Da sich mit dem Pandemie-Einbruch der Regelbetrieb in der Proto-Kita komplett änderte, schaffte das Team Raum für den Organisationswandel, der zweite Motor war gestartet. “Umso schwieriger war es später im Regelbetrieb im Prozess zu bleiben”, beschreibt Sabrina Freiwald aus dem FortSchritt-Proto-Team. „Die Versuchung war groß, in alte Strukturen zurückzufallen.” An dieser Stelle half die Frage weiter: Wäre es nicht ideal, mit der neuen Form des Arbeitens die Herausforderungen der Krise direkt zu bewältigen? Schließlich wurde klar, der Organisationswandel bei FortSchritt nähert sich nicht einem vorgegebenen Ziel an. Die zentrale Botschaft lautet: Selbstorganisation ist das, was das Team daraus macht. Mit Hilfe von Werkzeugen für effektive Meetings, zum Teilen von Wissen sowie mit der Verteilung, von Rollen, Aufgaben und klaren Strukturen starteten die Proto-Teams in die Selbstverantwortung.

“Was uns wirklich geholfen hat, war das eigene Ausprobieren und Testen von Tools, die wir an die Hand bekommen haben. Es war toll und wichtig, damit auch “Fehler” machen zu dürfen”, freut sich Geschäftsführerin Tatijana von Quadt. Mit einer Mischung aus Eigenverantwortung, Orientierungshilfen, kleinen Experimenten und Reflexionen haben sich die Proto-Teams neue Arbeitspraktiken angeeignet und mittlerweile in die Organisation eingebracht.

Ressourcen im Team sind viel größer als gedacht

“Ich habe erkannt, dass viel mehr Ressourcen in unserem Team stecken als wir denken und wir kommen gemeinsam auf bessere und innovativere Lösungen als eine Person alleine. Die Motivation steigt, wenn alle das Gefühl haben, miteinbezogen zu werden. Ein Prozess hat immer Hochs und Tiefs. Man muss einfach dranbleiben.”

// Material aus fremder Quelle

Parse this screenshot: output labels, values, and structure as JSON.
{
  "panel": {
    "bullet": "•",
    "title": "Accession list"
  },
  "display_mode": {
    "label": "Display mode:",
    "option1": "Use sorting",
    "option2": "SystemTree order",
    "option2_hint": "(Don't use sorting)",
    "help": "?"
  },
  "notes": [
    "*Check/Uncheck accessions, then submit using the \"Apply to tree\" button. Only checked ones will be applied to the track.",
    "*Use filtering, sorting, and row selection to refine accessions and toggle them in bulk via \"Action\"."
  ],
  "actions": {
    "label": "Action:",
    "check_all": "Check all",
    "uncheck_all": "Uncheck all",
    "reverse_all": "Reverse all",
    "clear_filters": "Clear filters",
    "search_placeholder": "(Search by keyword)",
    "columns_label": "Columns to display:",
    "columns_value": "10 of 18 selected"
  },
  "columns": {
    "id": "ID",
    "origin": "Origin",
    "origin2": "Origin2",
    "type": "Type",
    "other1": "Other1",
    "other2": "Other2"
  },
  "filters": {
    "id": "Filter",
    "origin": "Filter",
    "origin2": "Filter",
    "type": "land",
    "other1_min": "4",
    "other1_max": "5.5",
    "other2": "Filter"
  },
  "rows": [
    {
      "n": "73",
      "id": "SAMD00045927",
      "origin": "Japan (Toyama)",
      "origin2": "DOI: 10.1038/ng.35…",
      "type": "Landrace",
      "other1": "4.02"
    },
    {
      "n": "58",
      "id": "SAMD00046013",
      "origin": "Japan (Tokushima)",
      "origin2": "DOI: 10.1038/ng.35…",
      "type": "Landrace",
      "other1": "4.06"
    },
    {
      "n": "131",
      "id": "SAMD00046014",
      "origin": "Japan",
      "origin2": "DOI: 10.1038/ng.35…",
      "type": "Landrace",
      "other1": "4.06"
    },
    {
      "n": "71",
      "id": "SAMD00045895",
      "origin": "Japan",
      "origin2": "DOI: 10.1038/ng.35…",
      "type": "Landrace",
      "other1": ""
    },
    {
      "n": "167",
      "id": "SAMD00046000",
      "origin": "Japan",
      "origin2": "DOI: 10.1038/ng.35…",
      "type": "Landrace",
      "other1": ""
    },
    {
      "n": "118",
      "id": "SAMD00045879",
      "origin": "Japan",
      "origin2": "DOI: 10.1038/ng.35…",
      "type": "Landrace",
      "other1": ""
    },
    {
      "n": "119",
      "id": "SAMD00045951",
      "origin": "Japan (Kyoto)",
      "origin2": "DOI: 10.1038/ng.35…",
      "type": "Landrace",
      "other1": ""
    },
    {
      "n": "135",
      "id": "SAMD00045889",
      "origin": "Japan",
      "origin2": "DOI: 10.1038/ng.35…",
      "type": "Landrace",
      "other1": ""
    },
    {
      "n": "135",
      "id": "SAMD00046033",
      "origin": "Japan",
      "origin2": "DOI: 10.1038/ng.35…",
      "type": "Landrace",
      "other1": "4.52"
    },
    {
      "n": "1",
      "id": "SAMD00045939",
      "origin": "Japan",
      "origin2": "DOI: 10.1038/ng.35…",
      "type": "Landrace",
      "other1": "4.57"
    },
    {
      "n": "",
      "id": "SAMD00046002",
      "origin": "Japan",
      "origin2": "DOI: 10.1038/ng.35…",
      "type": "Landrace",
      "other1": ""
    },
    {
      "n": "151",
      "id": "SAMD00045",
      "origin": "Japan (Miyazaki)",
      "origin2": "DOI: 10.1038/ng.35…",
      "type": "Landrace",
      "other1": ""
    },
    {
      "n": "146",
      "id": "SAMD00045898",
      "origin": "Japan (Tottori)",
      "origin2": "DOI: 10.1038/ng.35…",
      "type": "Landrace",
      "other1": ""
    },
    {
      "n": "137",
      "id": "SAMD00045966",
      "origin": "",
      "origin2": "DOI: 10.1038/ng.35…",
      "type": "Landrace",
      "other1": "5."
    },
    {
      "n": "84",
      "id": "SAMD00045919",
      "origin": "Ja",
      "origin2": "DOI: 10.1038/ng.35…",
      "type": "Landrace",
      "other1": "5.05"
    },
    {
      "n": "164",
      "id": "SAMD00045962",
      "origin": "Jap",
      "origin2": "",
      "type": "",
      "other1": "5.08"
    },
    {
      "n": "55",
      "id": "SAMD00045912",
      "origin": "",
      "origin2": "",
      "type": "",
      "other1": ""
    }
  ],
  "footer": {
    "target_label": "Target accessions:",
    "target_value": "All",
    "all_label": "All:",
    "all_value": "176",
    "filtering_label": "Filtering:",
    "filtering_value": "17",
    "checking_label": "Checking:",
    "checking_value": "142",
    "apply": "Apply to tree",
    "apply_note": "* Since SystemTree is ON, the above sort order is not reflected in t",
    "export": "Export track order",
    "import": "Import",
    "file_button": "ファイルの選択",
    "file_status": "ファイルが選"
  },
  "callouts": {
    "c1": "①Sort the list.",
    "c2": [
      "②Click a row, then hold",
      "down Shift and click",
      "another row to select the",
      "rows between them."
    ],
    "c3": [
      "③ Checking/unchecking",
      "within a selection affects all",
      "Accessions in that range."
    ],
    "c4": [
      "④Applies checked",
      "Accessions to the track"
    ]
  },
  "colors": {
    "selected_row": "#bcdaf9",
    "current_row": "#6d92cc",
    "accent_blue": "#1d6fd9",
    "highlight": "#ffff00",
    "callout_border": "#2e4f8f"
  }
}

Aus dem angefachten Feuer hat sich eine Selbstorganisations-AG gegründet. „Diese steckt andere an, motiviert sie und arbeitet daran, den Prozess in eine für alle in der Organisation verständliche Sprache zu übersetzen“, freut sich Ouishare-Begleiter David Weingartner. Die Wandel-Begleiter haben sich mittlerweile aus dem aktiven Prozess herausgenommen. Beginnt der Motor zu Stocken, stehen sie immer für schnelle Starthilfe bereit. Selbstorganisation ist ein dynamischer Prozess, der sich organisch anpasst, wie die vorbildliche Bewältigung der Corona-Krise bei FortSchritt bewiesen hat. Im Krisenjahr gewann der Kita-Träger als erstes gemeinnütziges Unternehmen den Wirtschaftspreis des Landkreises Starnberg. Bei FortSchritt sind es viele kleine Schritte, die ein großes Ganzes und sinnstiftende Arbeit ergeben.

Über FortSchritt-Konduktives Förderzentrum gGmbH

Die FortSchritt-Konduktives Förderzentrum gemeinnützige GmbH setzt sich für die Inklusion und die individuelle Förderung von Kindern, Jugendlichen und Erwachsenen mit und ohne Behinderung sowie ihre Familien ein. Die gGmbH ging 2001 aus dem FortSchritt Verein zur Verbreitung der Konduktiven Förderung e.V. hervor. Dieser wurde 1994 als Elterninitiative gegründet. In rund 36 Kindertagesstätten und Inklusionseinrichtungen kümmern sich fast 450 FortSchritt-Mitarbeitende um gut 1200 Kinder-, Jugendliche sowie Menschen mit Behinderungen. Die Ziele des Kinder- und Jugendhilfeträgers sind, die ihm anvertrauten Kinder partnerschaftlich mit den Eltern zu mündigen, mitfühlenden und eigenständigen Persönlichkeiten zu erziehen, eine umfassende Teilhabe und Inklusion sowie die Umsetzung der Behindertenrechtskonvention der Vereinten Nationen in Deutschland. Mehr: www.fortschritt-bayern.de.